The app was shortlisted for national grants and came under review for private equity funding. Early revenue came in from two paid features: soil diagnostics and pest identification. And there was a downstream effect on on-site training demand — app engagement was driving farmers to want more in-person support, which was exactly the behavior Gham Power had hoped to cultivate.

06 Reflections

Designing with, not for

The field visits were the most valuable thing we did on this project, and they were also the hardest to justify to a team under pressure to ship. Going to rural areas to watch farmers use phones doesn’t fit neatly into a sprint and doesn’t produce a deliverable you can point to in a review. But it fundamentally changed how we designed, in ways that no amount of desk research could have replicated. I’ve carried that lesson into every project since.

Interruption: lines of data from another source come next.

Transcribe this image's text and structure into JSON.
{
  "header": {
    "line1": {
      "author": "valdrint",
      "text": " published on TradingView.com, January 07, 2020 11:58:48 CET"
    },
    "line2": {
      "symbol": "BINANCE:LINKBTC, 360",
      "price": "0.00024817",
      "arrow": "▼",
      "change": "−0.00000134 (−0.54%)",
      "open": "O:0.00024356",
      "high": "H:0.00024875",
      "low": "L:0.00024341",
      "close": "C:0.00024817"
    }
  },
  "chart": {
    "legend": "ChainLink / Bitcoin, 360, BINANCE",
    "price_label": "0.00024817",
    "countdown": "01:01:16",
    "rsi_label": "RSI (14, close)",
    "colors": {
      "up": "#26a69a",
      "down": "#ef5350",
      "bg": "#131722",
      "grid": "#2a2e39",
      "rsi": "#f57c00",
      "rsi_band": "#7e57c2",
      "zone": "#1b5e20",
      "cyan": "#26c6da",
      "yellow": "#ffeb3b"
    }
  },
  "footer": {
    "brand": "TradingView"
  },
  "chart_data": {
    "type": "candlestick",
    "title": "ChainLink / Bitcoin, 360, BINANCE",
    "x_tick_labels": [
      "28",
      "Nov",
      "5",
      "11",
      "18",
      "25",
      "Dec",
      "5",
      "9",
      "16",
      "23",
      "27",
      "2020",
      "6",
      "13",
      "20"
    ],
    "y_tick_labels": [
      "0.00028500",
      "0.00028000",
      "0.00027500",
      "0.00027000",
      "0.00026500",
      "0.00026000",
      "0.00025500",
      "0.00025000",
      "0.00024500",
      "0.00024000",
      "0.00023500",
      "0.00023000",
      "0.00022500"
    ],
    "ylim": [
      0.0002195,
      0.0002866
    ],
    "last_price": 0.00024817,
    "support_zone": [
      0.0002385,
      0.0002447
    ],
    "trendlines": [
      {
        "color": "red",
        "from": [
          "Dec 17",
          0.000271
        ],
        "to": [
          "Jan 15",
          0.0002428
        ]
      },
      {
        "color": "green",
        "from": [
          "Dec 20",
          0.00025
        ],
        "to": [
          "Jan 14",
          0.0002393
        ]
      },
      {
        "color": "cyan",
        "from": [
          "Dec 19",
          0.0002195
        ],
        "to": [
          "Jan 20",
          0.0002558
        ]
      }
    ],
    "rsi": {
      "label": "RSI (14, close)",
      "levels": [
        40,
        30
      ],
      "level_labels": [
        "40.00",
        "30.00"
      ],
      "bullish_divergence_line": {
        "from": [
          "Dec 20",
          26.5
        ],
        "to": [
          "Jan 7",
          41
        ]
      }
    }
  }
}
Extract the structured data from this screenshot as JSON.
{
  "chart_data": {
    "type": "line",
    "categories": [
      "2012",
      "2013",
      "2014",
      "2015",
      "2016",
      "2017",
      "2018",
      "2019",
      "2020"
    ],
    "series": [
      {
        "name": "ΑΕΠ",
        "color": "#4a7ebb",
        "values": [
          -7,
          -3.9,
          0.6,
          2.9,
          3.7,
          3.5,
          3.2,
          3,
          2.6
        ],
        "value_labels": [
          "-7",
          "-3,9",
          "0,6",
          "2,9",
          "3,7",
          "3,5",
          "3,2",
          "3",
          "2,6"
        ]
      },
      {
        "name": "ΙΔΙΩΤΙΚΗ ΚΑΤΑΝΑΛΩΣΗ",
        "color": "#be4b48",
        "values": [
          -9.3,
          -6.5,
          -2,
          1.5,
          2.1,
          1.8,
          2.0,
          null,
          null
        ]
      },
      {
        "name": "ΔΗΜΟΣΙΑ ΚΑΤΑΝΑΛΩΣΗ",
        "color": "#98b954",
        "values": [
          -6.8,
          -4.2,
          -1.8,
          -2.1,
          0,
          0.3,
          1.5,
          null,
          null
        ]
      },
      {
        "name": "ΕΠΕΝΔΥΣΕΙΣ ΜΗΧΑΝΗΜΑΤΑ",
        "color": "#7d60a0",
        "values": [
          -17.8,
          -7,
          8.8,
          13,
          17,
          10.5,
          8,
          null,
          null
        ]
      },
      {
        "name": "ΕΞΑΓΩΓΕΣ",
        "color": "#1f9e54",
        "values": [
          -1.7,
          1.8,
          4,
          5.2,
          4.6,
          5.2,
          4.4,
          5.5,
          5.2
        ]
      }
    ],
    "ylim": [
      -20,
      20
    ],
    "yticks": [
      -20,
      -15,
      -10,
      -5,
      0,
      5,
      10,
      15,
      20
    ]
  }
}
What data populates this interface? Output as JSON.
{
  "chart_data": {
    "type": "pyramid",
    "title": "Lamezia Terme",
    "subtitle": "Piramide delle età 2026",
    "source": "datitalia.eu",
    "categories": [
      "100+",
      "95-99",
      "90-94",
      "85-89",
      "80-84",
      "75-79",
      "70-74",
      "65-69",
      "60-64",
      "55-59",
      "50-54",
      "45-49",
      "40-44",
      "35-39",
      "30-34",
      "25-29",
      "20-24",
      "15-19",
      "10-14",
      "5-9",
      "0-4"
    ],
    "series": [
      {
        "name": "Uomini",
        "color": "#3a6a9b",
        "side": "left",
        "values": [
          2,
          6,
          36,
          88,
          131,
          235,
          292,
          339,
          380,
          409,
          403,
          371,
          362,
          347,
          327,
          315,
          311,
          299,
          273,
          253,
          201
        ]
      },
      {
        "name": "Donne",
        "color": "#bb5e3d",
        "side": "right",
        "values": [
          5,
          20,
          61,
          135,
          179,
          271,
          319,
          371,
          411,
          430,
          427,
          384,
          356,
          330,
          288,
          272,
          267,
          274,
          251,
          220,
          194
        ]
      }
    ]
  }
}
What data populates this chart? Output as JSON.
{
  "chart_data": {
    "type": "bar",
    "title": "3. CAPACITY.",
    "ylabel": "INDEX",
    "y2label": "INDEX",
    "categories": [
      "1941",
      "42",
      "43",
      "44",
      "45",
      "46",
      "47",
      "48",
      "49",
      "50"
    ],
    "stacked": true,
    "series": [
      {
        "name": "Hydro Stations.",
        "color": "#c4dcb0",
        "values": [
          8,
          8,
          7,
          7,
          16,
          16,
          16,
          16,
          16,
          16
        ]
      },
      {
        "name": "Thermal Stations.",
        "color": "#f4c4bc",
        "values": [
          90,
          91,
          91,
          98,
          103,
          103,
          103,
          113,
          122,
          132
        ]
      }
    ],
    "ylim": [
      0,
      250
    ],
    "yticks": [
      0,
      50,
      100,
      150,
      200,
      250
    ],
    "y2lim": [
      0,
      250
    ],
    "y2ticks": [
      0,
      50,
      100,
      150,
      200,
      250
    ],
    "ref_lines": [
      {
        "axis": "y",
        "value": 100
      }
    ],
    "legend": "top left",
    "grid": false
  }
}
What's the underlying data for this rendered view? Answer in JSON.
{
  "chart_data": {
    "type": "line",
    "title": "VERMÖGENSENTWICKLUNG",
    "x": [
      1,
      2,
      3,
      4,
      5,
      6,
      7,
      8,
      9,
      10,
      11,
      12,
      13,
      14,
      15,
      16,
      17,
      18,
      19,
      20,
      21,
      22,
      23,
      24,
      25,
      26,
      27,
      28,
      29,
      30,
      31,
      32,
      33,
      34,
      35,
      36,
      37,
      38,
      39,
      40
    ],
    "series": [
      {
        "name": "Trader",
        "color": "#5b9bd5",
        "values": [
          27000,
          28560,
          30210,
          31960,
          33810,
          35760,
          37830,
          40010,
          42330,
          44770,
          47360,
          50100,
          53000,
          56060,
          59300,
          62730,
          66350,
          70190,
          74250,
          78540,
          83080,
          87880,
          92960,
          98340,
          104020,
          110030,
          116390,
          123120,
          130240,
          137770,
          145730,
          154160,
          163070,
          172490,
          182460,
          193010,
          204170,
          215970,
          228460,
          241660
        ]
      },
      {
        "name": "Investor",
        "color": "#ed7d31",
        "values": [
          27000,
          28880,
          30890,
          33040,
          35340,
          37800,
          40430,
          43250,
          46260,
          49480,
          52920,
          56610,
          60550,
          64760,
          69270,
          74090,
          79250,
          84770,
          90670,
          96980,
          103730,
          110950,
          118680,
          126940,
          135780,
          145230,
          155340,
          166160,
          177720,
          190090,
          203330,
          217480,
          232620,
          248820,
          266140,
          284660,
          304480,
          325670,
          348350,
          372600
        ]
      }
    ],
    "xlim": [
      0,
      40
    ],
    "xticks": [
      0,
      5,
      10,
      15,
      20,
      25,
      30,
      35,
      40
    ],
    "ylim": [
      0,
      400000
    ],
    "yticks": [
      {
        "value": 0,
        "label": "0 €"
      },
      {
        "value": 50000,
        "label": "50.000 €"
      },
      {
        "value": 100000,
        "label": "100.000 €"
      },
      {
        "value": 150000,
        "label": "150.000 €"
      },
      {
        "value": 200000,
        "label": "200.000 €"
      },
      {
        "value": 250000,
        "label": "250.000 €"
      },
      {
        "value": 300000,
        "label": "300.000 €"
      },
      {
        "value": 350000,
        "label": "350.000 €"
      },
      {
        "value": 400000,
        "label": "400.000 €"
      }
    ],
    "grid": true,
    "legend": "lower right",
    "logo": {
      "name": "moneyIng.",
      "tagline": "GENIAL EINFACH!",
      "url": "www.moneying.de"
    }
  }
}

Stepping into the product vacuum

Working without a product manager forced me to develop a part of my thinking that pure design work doesn’t always exercise: how do you sequence a roadmap, how do you weigh competing priorities, how do you make a case for what to build next when there are ten reasonable options? Those are product questions, and having to answer them made me a better designer and a more credible collaborator with product and engineering leaders in later roles.

Constraints and scale

Designing for low-end Android devices, unreliable connectivity, and low-literacy users is an extreme version of a design constraint. But the principles it reinforced prioritize ruthlessly, reduce cognitive load, never assume technical fluency, design for every state apply at every scale. Some of the most useful instincts I brought to the Citi work came from spending two years designing for farmers in Nepal.